The CVE-2019-10149 or Return of the WIZard vulnerability was discovered in Exim mail servers in June 2019. It impacts nearly half the email servers in the world. The vulnerability was discovered by Qualys, a cyber-security firm that found that the vulnerability affects Exim installations running versions 4.87 to 4.91. The Return of the WIZard vulnerability is described as a remote command execution — different, but just as dangerous as a remote code execution flaw — that lets a local or remote attacker run commands on the Exim server as root.

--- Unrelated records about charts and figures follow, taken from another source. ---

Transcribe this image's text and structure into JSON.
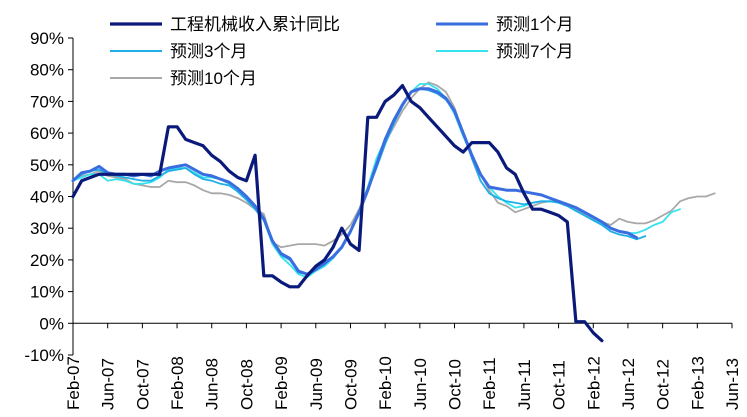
{
  "chart_data": {
    "type": "line",
    "title": "",
    "xlabel": "",
    "ylabel": "",
    "ylim": [
      -10,
      90
    ],
    "ytick_values": [
      -10,
      0,
      10,
      20,
      30,
      40,
      50,
      60,
      70,
      80,
      90
    ],
    "ytick_labels": [
      "-10%",
      "0%",
      "10%",
      "20%",
      "30%",
      "40%",
      "50%",
      "60%",
      "70%",
      "80%",
      "90%"
    ],
    "x_axis": {
      "start": "2007-02",
      "end": "2013-06",
      "tick_labels": [
        "Feb-07",
        "Jun-07",
        "Oct-07",
        "Feb-08",
        "Jun-08",
        "Oct-08",
        "Feb-09",
        "Jun-09",
        "Oct-09",
        "Feb-10",
        "Jun-10",
        "Oct-10",
        "Feb-11",
        "Jun-11",
        "Oct-11",
        "Feb-12",
        "Jun-12",
        "Oct-12",
        "Feb-13",
        "Jun-13"
      ],
      "tick_dates": [
        "2007-02",
        "2007-06",
        "2007-10",
        "2008-02",
        "2008-06",
        "2008-10",
        "2009-02",
        "2009-06",
        "2009-10",
        "2010-02",
        "2010-06",
        "2010-10",
        "2011-02",
        "2011-06",
        "2011-10",
        "2012-02",
        "2012-06",
        "2012-10",
        "2013-02",
        "2013-06"
      ]
    },
    "gridlines": false,
    "legend": {
      "position": "top",
      "columns": 2
    },
    "series": [
      {
        "name": "工程机械收入累计同比",
        "color": "#0a1a7a",
        "stroke_width": 3.2,
        "start": "2007-02",
        "values": [
          40,
          45,
          46,
          47,
          47,
          47,
          47,
          47,
          47,
          47,
          47,
          62,
          62,
          58,
          57,
          56,
          53,
          51,
          48,
          46,
          45,
          53,
          15,
          15,
          13,
          11.5,
          11.5,
          15,
          18,
          20,
          24,
          30,
          25,
          23,
          65,
          65,
          70,
          72,
          75,
          70,
          68,
          65,
          62,
          59,
          56,
          54,
          57,
          57,
          57,
          54,
          49,
          47,
          41,
          36,
          36,
          35,
          34,
          32,
          0.5,
          0.5,
          -3,
          -5.5
        ]
      },
      {
        "name": "预测1个月",
        "color": "#3a6ee0",
        "stroke_width": 3.0,
        "start": "2007-02",
        "values": [
          45,
          47.5,
          48,
          49.5,
          47.5,
          47,
          47,
          46.5,
          47,
          46.5,
          48,
          49,
          49.5,
          50,
          48.5,
          47,
          46.5,
          45.5,
          44.5,
          42.5,
          40,
          37,
          33,
          26,
          22,
          20.5,
          16.5,
          15.5,
          17,
          19,
          21,
          24,
          29,
          35,
          42,
          50,
          58,
          64,
          69,
          73,
          74,
          74,
          73,
          71,
          67,
          60,
          53,
          47,
          43,
          42.5,
          42,
          42,
          41.5,
          41,
          40.5,
          39.5,
          38.5,
          37.5,
          36.5,
          35,
          33.5,
          32,
          30,
          29,
          28.5,
          27
        ]
      },
      {
        "name": "预测3个月",
        "color": "#1faee8",
        "stroke_width": 1.8,
        "start": "2007-02",
        "values": [
          45,
          47,
          48,
          48.5,
          47,
          46.5,
          46,
          45.5,
          45,
          45,
          46.5,
          48,
          48.5,
          49,
          47,
          45.5,
          45,
          44,
          43.5,
          41.5,
          39,
          36,
          32.5,
          26,
          21.5,
          20,
          16,
          15.5,
          17,
          18.5,
          21,
          24,
          29,
          34.5,
          42,
          49,
          56.5,
          63,
          68.5,
          73,
          74,
          73.5,
          72.5,
          70.5,
          67,
          60,
          52,
          45,
          41,
          39.5,
          38.5,
          38,
          37.5,
          38,
          38.5,
          38.5,
          38,
          37,
          35.5,
          34,
          32.5,
          31,
          29,
          28,
          27.5,
          26.5,
          27.5
        ]
      },
      {
        "name": "预测7个月",
        "color": "#35e2ee",
        "stroke_width": 1.8,
        "start": "2007-02",
        "values": [
          45,
          46,
          47,
          47,
          45,
          45.5,
          45,
          44,
          44,
          44.5,
          46,
          48.5,
          49,
          49,
          47.5,
          46,
          46,
          45.5,
          44,
          41.5,
          39,
          36,
          32.5,
          25,
          21,
          18.5,
          15.5,
          14.5,
          16.5,
          18,
          20.5,
          24,
          29,
          35,
          43,
          52,
          58,
          64,
          69,
          73,
          75.5,
          75.5,
          74,
          71,
          66,
          59,
          53,
          47,
          43,
          40,
          38,
          36.5,
          37,
          38,
          38.5,
          38.5,
          38,
          37,
          35.5,
          34,
          32.5,
          31.5,
          30,
          29,
          28.5,
          28.5,
          29.5,
          31,
          32,
          35,
          36
        ]
      },
      {
        "name": "预测10个月",
        "color": "#a8a8a8",
        "stroke_width": 1.8,
        "start": "2007-02",
        "values": [
          45,
          46.5,
          47,
          48,
          46.5,
          46,
          45.5,
          44,
          43.5,
          43,
          43,
          45,
          44.5,
          44.5,
          43.5,
          42,
          41,
          41,
          40.5,
          39.5,
          38,
          36,
          34.5,
          25.5,
          24,
          24.5,
          25,
          25,
          25,
          24.5,
          26,
          28,
          31,
          36,
          43,
          51,
          57,
          62,
          67,
          71,
          74,
          76,
          75,
          73,
          68,
          60,
          52,
          47,
          42,
          38,
          37,
          35,
          36,
          37,
          38,
          38.5,
          38.5,
          37.5,
          36,
          34.5,
          33,
          32,
          31,
          33,
          32,
          31.5,
          31.5,
          32.5,
          34,
          35.5,
          38.5,
          39.5,
          40,
          40,
          41
        ]
      }
    ]
  }
}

Qualys said the vulnerability can be exploited instantly by a local attacker that has a presence on an email server, even with a low-privileged account. The vulnerability allows hackers to remotely scan the internet for vulnerable servers, and take over systems. The vulnerability was exploited by hackers just two weeks after it was discovered as it was pretty easy to exploit. “To remotely exploit this vulnerability in the default configuration, an attacker must keep a connection to the vulnerable server open for 7 days (by transmitting one byte every few minutes),” researchers said. The vulnerability was accidentally patched with the release of Exim 4.92 but at the time the Exim team didn’t know they fixed a major security hole.

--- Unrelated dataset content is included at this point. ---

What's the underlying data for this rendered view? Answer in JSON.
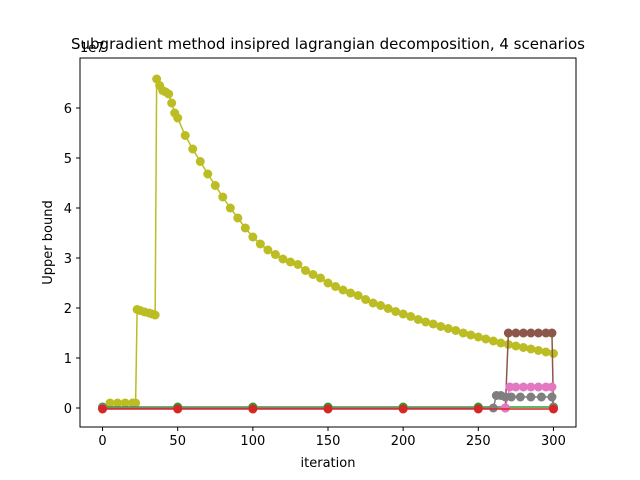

However, many of the world’s email services have not upgraded their systems to Exim 4.92 leaving their Exim powered email servers vulnerable to the Return of the WIZard vulnerability.
Who are the Sandworm hacking group?
Sandworm hacking group is a Russian state-sponsored hacking enterprise. Sandworm consists of the members of elite Russian hacking Unit 74455 of the GRU Main Center for Special Technologies (GTsST), a division of the Russian military intelligence service.
Sandworm has been quite active in hacking anti-Russia services. Sandworm hacking group had targeted industrial control systems using a tool called Black Energy, The Black Energy tool has been associated with electricity and power generation for espionage, denial of service, and data destruction purposes. Sandworm has also been accused of hacking the Ukrainian electrical grid in 2015. It also DDoSed Ukraine’s electrical grid just before Russia invaded Georgia.
NSA believes Sandworm is active in exploiting the Return of the WIZard vulnerability in the EXIM mail transfer agent since July 2019 after the vulnerability was disclosed by Qualys. “When Sandworm exploited CVE-2019-10149, the victim machine would subsequently download and execute a shell script from a Sandworm-controlled domain,” the NSA report says.
This shell script would:
- Add privileged users
- Disable network security settings
- Update SSH configurations to enable additional remote access
- Execute an additional script to enable follow-on exploitation
The NSA is now warning private and government organizations to update their Exim servers to version 4.93 and look for signs of compromise by following this tweet:
How can you tell if your Exim server was owned by RU using CVE-2019-10149? Check your @Zeekurity #networksecuritymonitoring logs. Look at that lovely unencrypted HTTP callback. Zeek would likely have conn, HTTP, SMTP entries, and possibly files as well. https://t.co/E9RAeyaY7T pic.twitter.com/OTMLh9R0Z5
— Richard Bejtlich (@taosecurity) May 28, 2020
According to NSA, nearly half of the world’s email servers are vulnerable to the Sandworm’s hacking attacks. This stats from May 1, 2020, reveals that only half of all Exim servers have been updated to version 4.93, or later.